Sia la grande opera storica di Tito Livio, Ab Urbe Condita, che il grande poema virgiliano, l’Eneide, erano dunque un esempio di letteratura politica e di propaganda imperiale.
Sia Tito Livio che Virgilio presentano un punto di convergenza, un’opinione concorde: fu Romolo a fondare la Città, il 21 aprile 753 a.C., secondo la data stabilita da Varrone. La leggenda di Romolo e Remo deriva dall’epica dell’Eneide, infatti possiamo scorgere in Romolo un diretto discendente dell’eroe Enea che, esule da Troia, fonda una nuova città portando con sé i Penati (le statue degli antenati), per dare vita a una nuova stirpe nobile e coraggiosa.
La leggenda di Romolo e Remo e la derivazione dall’Eneide
Secondo Virgilio, Enea avrebbe fondato Lavinio, sulle coste laziali, in seguito all’unione con Lavinia, la figlia del Re di Latino. L’Eneide infatti, proprio come l’Iliade di Omero, si conclude con un duello: Enea sconfigge Turno, il re dei Volsci promesso sposo di Lavinia, lo uccide, e ottiene in cambio il regno e la sposa.
In seguito il figlio di Enea, Ascanio, avrebbe fondato la città di Alba Longa. Romolo e Remo discendono proprio da Ascanio e dalla stirpe di Alba Longa. L’ultimo erede dei Re albani è infatti Numitore, che viene spodestato dal fratello Amulio: costui costringe la figlia di Numitore, Rea Silvia, a divenire una sacerdotessa vestale, in modo che non possa generare eredi in grado di entrare in conflitto con la sua volontà di potere. Tuttavia, come ci racconta Tito Livio in Ab Urbe Condita, la sacerdotessa - cui era imposto l’obbligo di castità - venne stuprata dal dio Marte che si era invaghito di lei. Dalla violenza nacquero ben due eredi: i gemelli Romolo e Remo. Scoperto il fatto, Amulio ordinò che Rea Silvia fosse sepolta viva e fece gettare i neonati nel Tevere. La culla, però, narra la leggenda, iniziò a galleggiare sulle acque e venne portata a riva. I due bambini furono trovati da una lupa che, richiamata dal loro pianto, li accudì e li allattò dalle sue mammelle come se fossero i suoi piccoli. (Qui la leggenda prende un’altra piega, poiché molti studiosi colgono nel riferimento alla lupa l’immagine della meretrice, ovvero della prostituta, cui spesso questo animale era associato. Infatti il “lupanare” era il nome con cui si definiva il bordello, Ndr).
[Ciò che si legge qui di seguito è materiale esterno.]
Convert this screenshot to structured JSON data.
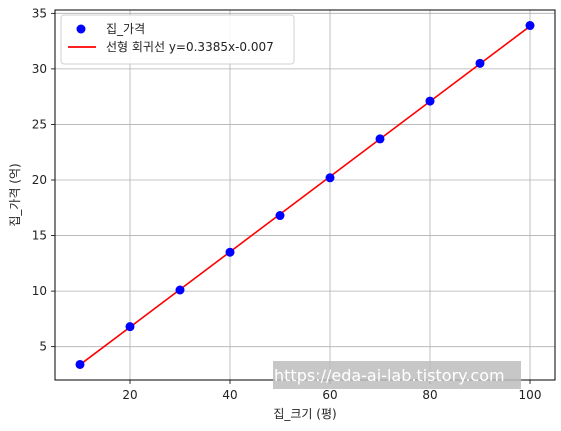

Romolo e Remo furono in seguito trovati da un pastore di nome Faustolo e da sua moglie Acca Laurentia che li crebbero facendoli diventare giovani uomini grandi e forti.
L’immagine simbolica della lupa viene così spiegata dallo stesso Tito Livio:
Secondo alcune fonti la moglie del pastore era una prostituta, soprannominata "lupa" dai pastori e questa sarebbe l’origine delle leggenda miracolosa.
Una volta adulti furono loro a vendicarsi della morte della madre, uccidendo Amulio e riportando il nonno Numitore sul trono.
Tutto è bene quel che finisce bene, dunque? Come ben sapete, questo è solo l’inizio della leggenda. Arriviamo ora alla fondazione di Roma.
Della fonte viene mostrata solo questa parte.